August 27th, Kickapoo, IL
Scenery as we continued East along the Maine coast was wonderful and different. (Wiscasset proclaimed itself, "The Prettiest Town in Maine", and it just might be.)There were fantastical creatures fashioned from odd bits of old farm machinery and all manner of gleaming copper weather vanes for the tourists, and what seemed to me to be an oxymoronic offer, "Lobster Yacht for Sale".
In a tidy red shack outside Ellsworth a young woman sold "pickled wrinkles". It would have taken a stronger soul than I to resist. They turned out to be speckled sea snails in salt water/vinegar brine, not much on taste, but considerably chewy. Never let it be said that I confined my regional food in Maine to effete lobster!
Machias was a treat, with more good food (including lobster - I'm not a total dufus), more wild roses, artwork galore, a comfy bed looking out on the ocean, great walks, talks about times gone by, and killer card games.
I was impressed with the generosity of the First Congregational Church in Machias, where more than a hundred paper grocery bags sat on tables in the basement waiting to be filled with food and handed out later in the week to the needy in the city.
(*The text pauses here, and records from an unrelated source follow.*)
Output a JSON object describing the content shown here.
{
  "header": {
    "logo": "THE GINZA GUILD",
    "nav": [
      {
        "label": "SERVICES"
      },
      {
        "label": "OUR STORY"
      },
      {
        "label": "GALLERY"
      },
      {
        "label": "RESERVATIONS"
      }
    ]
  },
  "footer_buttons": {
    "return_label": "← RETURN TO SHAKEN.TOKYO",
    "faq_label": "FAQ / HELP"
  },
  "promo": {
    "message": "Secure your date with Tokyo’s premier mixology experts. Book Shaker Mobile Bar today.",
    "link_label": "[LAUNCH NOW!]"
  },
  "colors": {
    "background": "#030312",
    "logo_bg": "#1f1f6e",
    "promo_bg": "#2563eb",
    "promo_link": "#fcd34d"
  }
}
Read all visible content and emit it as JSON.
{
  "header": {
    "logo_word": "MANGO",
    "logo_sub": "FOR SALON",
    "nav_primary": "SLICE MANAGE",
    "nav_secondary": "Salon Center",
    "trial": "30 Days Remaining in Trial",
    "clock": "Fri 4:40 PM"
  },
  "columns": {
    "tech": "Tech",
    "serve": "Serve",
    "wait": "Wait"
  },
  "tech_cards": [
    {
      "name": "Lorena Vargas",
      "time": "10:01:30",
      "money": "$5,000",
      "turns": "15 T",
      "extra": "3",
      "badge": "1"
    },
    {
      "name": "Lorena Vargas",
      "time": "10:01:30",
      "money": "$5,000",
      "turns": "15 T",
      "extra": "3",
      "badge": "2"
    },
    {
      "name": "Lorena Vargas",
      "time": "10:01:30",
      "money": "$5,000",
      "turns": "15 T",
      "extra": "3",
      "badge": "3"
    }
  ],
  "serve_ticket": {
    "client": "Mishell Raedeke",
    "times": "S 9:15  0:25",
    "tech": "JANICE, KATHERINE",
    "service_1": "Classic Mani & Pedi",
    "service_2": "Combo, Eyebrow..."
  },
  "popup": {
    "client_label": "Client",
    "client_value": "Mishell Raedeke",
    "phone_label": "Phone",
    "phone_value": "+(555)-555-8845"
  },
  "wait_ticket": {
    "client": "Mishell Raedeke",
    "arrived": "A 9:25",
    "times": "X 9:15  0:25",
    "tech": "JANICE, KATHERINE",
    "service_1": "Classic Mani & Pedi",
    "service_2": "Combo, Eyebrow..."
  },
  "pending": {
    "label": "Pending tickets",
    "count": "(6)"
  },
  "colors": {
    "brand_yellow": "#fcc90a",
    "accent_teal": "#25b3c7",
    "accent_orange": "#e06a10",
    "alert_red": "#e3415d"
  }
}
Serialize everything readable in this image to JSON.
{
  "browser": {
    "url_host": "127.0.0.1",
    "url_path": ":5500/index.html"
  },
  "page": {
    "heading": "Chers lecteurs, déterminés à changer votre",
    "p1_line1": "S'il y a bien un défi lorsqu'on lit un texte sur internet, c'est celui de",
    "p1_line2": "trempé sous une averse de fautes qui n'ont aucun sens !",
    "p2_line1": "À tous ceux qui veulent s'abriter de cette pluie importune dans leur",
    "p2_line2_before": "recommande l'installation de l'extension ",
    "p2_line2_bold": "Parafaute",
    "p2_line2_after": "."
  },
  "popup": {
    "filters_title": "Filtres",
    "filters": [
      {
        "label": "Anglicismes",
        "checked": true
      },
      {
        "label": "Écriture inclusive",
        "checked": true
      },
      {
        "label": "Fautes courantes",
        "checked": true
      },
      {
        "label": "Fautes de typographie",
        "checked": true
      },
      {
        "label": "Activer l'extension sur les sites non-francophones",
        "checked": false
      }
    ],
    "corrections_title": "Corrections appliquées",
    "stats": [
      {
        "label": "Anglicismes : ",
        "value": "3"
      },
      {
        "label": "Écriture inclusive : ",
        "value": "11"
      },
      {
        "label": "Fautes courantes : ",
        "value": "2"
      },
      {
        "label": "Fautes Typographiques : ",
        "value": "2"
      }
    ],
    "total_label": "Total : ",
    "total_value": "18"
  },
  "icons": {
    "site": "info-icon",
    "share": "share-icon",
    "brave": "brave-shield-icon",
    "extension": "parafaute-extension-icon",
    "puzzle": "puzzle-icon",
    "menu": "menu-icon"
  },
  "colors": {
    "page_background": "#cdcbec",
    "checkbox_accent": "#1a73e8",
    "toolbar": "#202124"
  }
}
Acadia National Park was nine parts wonderful, and one part soggy. After setting up camp (including putting up the screened room up for the first time), I took the free shuttle service to explore while Peachy rested. There are beaches (warning - cold water!), cliffs where peregrines nest, rocky cliffs with surf pounding away, a wildflower garden, carriage roads, and mighty Cadillac Mountain. The ranger-led walks were fun and educational (I learned a new term: "glacial erratic", a boulder unlike other rocks in the area, which was dumped by a glacier.) A serendipitous extra was a free beading workshop taught by a Native American.
In nearby Bar Harbor there were crowds of "people from away",as my Machias friend termed visitors, wonderful flowers, and an ice cream parlor on every block. Just off the main square is a beautiful old Episcopal church with Tiffany stained glass windows where I attended an evening Taize service. Here was also a coin laundry where clean and dry laundry happened.
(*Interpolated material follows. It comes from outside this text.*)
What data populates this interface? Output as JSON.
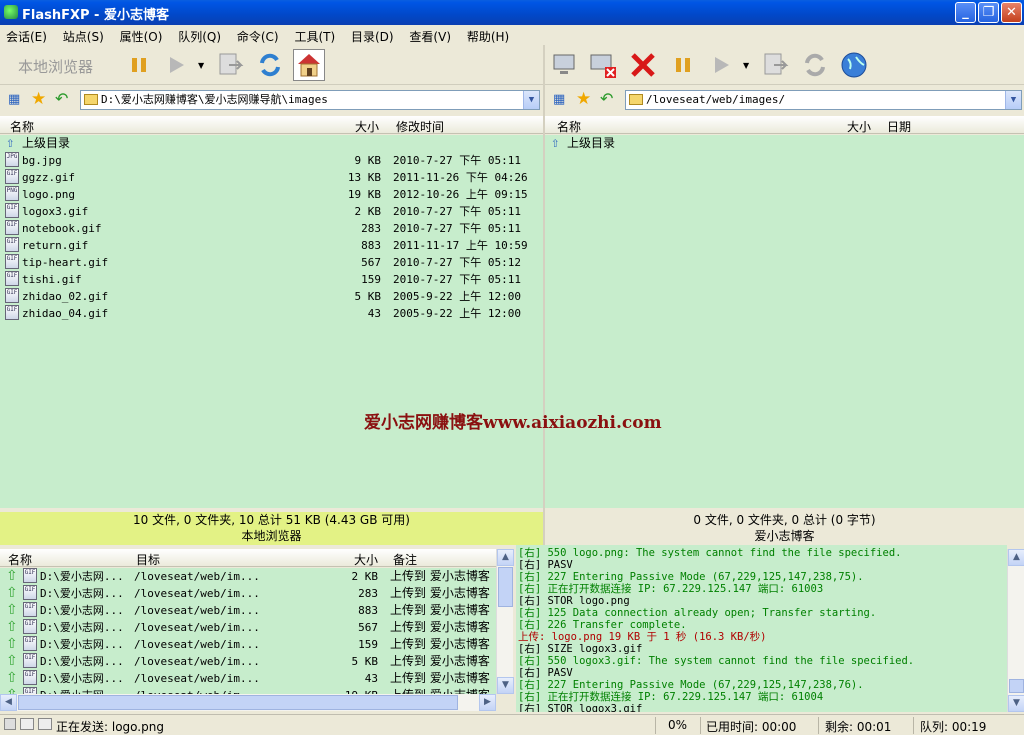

The last two stops in Maine included a great seafood lunch overlooking the harbor in Kennebunk, a tour of that charming town (largely obscured by fog), and then a couple of days in nearby Arundel on a family-owned organic farm. Here were handmade houses (one of straw bales), a magnificent food garden, wonderful home-grown food, a veritable Taj Mahal of a hand-tiled shower, and Gus, the ultimate frisbie dog.
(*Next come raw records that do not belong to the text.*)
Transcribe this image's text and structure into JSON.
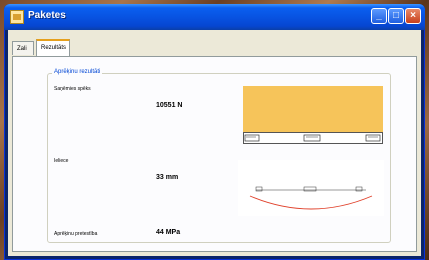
{
  "window": {
    "title": "Paketes",
    "icons": [
      "app-icon",
      "minimize-icon",
      "maximize-icon",
      "close-icon"
    ]
  },
  "tabs": [
    {
      "label": "Zali",
      "active": false
    },
    {
      "label": "Rezultāts",
      "active": true
    }
  ],
  "results": {
    "group_title": "Aprēķinu rezultāti",
    "rows": [
      {
        "label": "Saņēmies spēks",
        "value": "10551 N"
      },
      {
        "label": "Ieliece",
        "value": "33 mm"
      },
      {
        "label": "Aprēķinu pretestība",
        "value": "44 MPa"
      }
    ]
  },
  "colors": {
    "accent_fill": "#f6c45a",
    "deflection_curve": "#e0402a",
    "titlebar": "#0853e2",
    "group_title": "#0046d5"
  }
}
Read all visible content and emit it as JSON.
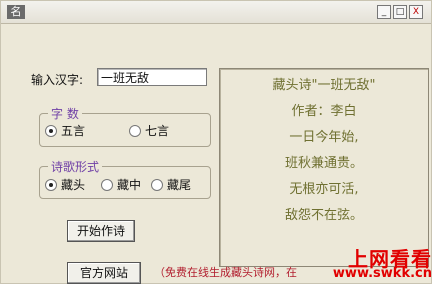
{
  "window": {
    "title_icon_char": "名",
    "controls": {
      "minimize": "_",
      "maximize": "□",
      "close": "X"
    }
  },
  "form": {
    "chinese_label": "输入汉字:",
    "chinese_value": "一班无敌",
    "font_group_title": "字  数",
    "font_options": [
      "五言",
      "七言"
    ],
    "font_selected": "五言",
    "style_group_title": "诗歌形式",
    "style_options": [
      "藏头",
      "藏中",
      "藏尾"
    ],
    "style_selected": "藏头"
  },
  "buttons": {
    "generate": "开始作诗",
    "website": "官方网站"
  },
  "poem": {
    "title": "藏头诗\"一班无敌\"",
    "author": "作者：李白",
    "lines": [
      "一日今年始,",
      "班秋兼通贵。",
      "无根亦可活,",
      "敌怨不在弦。"
    ]
  },
  "note": "（免费在线生成藏头诗网，在",
  "watermark": {
    "title": "上网看看",
    "url": "www.swkk.cn"
  }
}
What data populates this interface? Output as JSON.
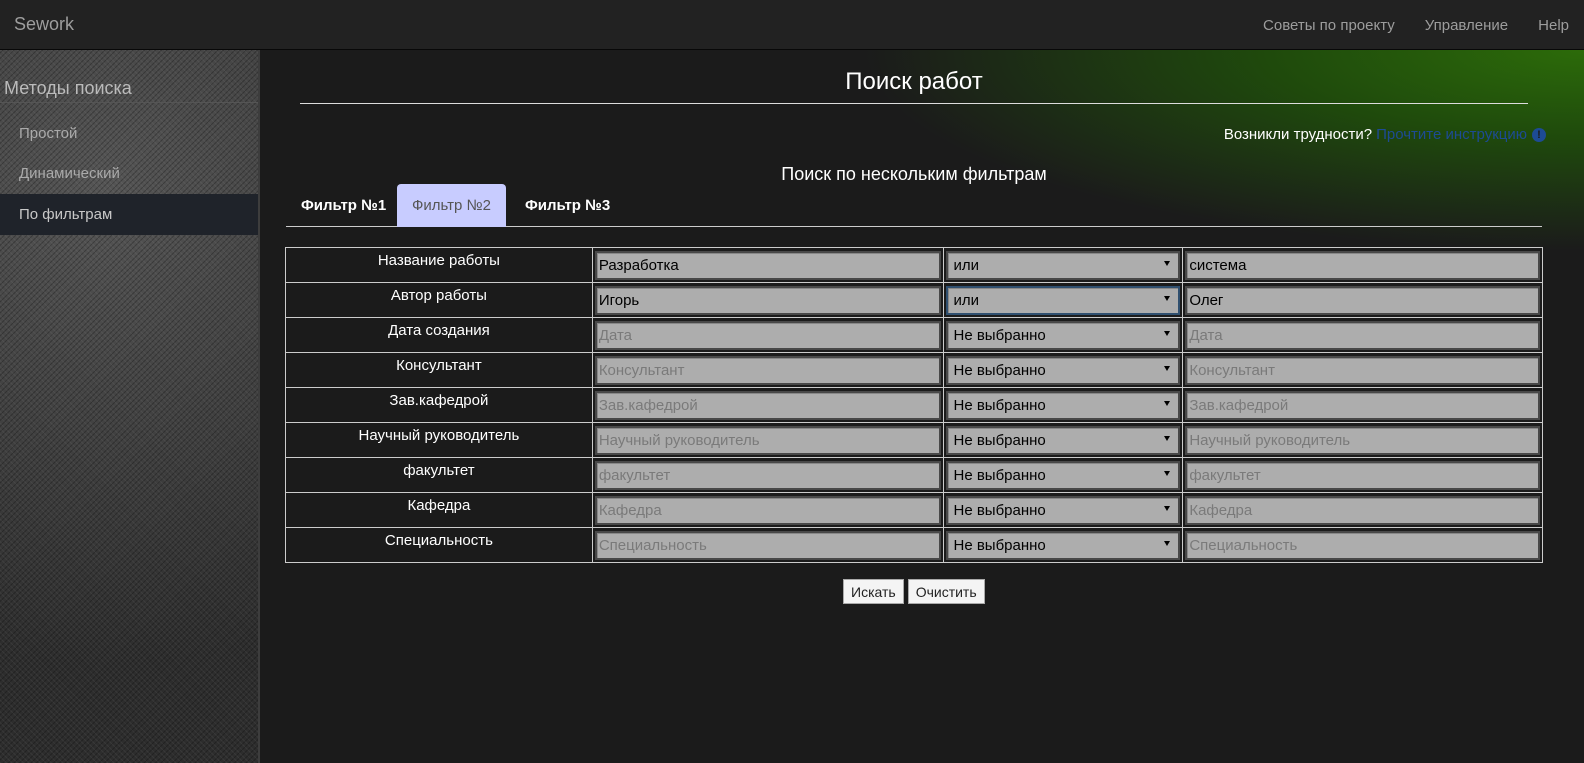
{
  "navbar": {
    "brand": "Sework",
    "links": [
      "Советы по проекту",
      "Управление",
      "Help"
    ]
  },
  "sidebar": {
    "title": "Методы поиска",
    "items": [
      {
        "label": "Простой",
        "active": false
      },
      {
        "label": "Динамический",
        "active": false
      },
      {
        "label": "По фильтрам",
        "active": true
      }
    ]
  },
  "main": {
    "title": "Поиск работ",
    "help_text": "Возникли трудности?",
    "help_link": "Прочтите инструкцию",
    "subtitle": "Поиск по нескольким фильтрам",
    "tabs": [
      {
        "label": "Фильтр №1",
        "active": false
      },
      {
        "label": "Фильтр №2",
        "active": true
      },
      {
        "label": "Фильтр №3",
        "active": false
      }
    ],
    "rows": [
      {
        "label": "Название работы",
        "value1": "Разработка",
        "placeholder1": "",
        "operator": "или",
        "value2": "система",
        "placeholder2": ""
      },
      {
        "label": "Автор работы",
        "value1": "Игорь",
        "placeholder1": "",
        "operator": "или",
        "value2": "Олег",
        "placeholder2": ""
      },
      {
        "label": "Дата создания",
        "value1": "",
        "placeholder1": "Дата",
        "operator": "Не выбранно",
        "value2": "",
        "placeholder2": "Дата"
      },
      {
        "label": "Консультант",
        "value1": "",
        "placeholder1": "Консультант",
        "operator": "Не выбранно",
        "value2": "",
        "placeholder2": "Консультант"
      },
      {
        "label": "Зав.кафедрой",
        "value1": "",
        "placeholder1": "Зав.кафедрой",
        "operator": "Не выбранно",
        "value2": "",
        "placeholder2": "Зав.кафедрой"
      },
      {
        "label": "Научный руководитель",
        "value1": "",
        "placeholder1": "Научный руководитель",
        "operator": "Не выбранно",
        "value2": "",
        "placeholder2": "Научный руководитель"
      },
      {
        "label": "факультет",
        "value1": "",
        "placeholder1": "факультет",
        "operator": "Не выбранно",
        "value2": "",
        "placeholder2": "факультет"
      },
      {
        "label": "Кафедра",
        "value1": "",
        "placeholder1": "Кафедра",
        "operator": "Не выбранно",
        "value2": "",
        "placeholder2": "Кафедра"
      },
      {
        "label": "Специальность",
        "value1": "",
        "placeholder1": "Специальность",
        "operator": "Не выбранно",
        "value2": "",
        "placeholder2": "Специальность"
      }
    ],
    "search_button": "Искать",
    "clear_button": "Очистить"
  },
  "colors": {
    "accent_green": "#2c6b0a",
    "active_tab": "#c8ccff",
    "link": "#1d4b94"
  }
}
Water was present everywhere in Maine, the tremendous and always changing ocean, lakes (many with water lily adornments), tidal flats, and farm ponds of varied size and health. Surely there were aquifers and springs also, even if not so apparent. Yet even here there are stacks of packaged plastic bottles of water in the stores and by the gas pumps. Why? The taste of the tap water as I traveled around did change, and some tasted better than others, but they were all potable, I have yet to plagued by gastric distress, and the thought of all that unnecessary plastic is troublesome, to me, anyway.